Seven years ago while Risk RED was still a fledgling organization, Marla Petal and I, with help from Bishnu Pandey, drafted guidance and curriculum support on school disaster management. We conceptualized school safety as comprised of safer school buildings, disaster management, and a curriculum for disaster risk reduction.  That idea has blossomed into The Framework for Comprehensive School Safety, now championed by United Nations agencies, Save the Children, the International Federation of Red Cross and Red Crescent Societies, and other humanitarian organizations around the world.

 

The decisions made when building safer schools have the potential to shape the decisions people later make about how to build their homes, clinics, and businesses. A safer school project can be a catalyst for community-wide change.  Schools can be a node for community learning about risk and about solutions to that risk.

Rebekah Paci-Green

I grew up tinkering with tools in my father’s shop and helping him prepare for the commercial fishing season. I remember the vibration of wood sliding through the table saw, the heavy weight of his drill in my hand, and the burst of light slicing through the dark glass of an adult-size welder’s shield as I held torch to metal.

 

The work was visceral and satisfying. I could see our efforts take form over the course of weeks and months. The tasks required skills gained only from practice and careful observation.I never did get the knack of welding a straight line, but I did gain a respect for those who build with their hands.

 

At university, and later in graduate school, I studied structural engineering and learned the science behind the tinkering I had done as a child. On the job, I enjoyed the challenge of designing beautiful buildings, but also languished in my disconnection from the people who would build and use the technology I designed. Then, in a single afternoon in 1999, everything changed.

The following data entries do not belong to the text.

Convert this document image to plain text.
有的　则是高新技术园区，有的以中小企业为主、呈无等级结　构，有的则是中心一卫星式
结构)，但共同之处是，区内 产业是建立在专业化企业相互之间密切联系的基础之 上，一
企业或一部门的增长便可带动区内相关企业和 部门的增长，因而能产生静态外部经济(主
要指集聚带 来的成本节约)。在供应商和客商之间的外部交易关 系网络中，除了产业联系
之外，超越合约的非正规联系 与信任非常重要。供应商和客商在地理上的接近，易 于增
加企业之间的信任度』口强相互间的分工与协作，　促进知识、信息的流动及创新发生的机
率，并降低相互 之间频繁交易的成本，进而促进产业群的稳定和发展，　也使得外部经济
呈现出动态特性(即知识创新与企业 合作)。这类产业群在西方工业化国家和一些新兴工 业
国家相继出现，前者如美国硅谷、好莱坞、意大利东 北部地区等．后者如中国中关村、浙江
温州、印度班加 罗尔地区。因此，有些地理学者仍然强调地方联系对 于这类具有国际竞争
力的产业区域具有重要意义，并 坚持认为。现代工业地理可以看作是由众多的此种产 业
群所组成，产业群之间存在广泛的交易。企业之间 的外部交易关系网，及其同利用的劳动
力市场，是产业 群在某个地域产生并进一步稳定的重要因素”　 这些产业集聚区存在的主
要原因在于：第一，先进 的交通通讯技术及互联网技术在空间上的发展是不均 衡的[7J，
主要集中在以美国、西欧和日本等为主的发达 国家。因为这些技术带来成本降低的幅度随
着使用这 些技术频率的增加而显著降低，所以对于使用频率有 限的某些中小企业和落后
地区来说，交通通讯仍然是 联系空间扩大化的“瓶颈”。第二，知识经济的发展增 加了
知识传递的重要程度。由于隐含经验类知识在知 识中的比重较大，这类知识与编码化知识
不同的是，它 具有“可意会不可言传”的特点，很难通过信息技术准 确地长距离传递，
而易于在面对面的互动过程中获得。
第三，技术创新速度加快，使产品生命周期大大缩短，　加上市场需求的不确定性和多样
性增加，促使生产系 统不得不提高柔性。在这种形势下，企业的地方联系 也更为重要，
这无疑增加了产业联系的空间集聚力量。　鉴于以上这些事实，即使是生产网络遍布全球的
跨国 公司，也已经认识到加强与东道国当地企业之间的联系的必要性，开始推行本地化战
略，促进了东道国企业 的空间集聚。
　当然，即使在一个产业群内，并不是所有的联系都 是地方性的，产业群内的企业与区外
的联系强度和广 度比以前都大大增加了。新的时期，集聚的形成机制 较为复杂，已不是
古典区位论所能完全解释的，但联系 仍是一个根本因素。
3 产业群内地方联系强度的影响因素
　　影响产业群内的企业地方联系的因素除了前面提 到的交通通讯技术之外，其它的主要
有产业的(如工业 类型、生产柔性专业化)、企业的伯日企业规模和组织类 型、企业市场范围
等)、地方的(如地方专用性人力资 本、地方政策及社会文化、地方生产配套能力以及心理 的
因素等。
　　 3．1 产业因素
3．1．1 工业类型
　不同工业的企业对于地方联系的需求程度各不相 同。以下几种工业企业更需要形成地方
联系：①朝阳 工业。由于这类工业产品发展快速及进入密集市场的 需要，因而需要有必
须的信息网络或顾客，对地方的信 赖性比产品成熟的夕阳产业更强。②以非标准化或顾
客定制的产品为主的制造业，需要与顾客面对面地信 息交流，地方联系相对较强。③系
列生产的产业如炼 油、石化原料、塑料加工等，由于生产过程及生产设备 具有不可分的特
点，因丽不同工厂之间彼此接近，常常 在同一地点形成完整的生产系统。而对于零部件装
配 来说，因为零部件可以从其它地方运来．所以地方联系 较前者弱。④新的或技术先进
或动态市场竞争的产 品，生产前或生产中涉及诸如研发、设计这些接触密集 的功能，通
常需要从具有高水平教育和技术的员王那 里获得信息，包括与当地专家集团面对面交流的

When the M7.6 Nepal earthquake struck on April 25th, 2015, I knew it was time to go to Nepal. Courageous colleagues in Nepal had already been working for decades to build safer schools there.

 

I know schools can be — must be — built to protect all of our children. In going to Nepal, I want to document the hope-filled message of safer schools and identify how safer schools can create safer communities. I hope what we learn this summer will ensure that the schools built during Nepal’s recovery are not just schools, but are safe schools.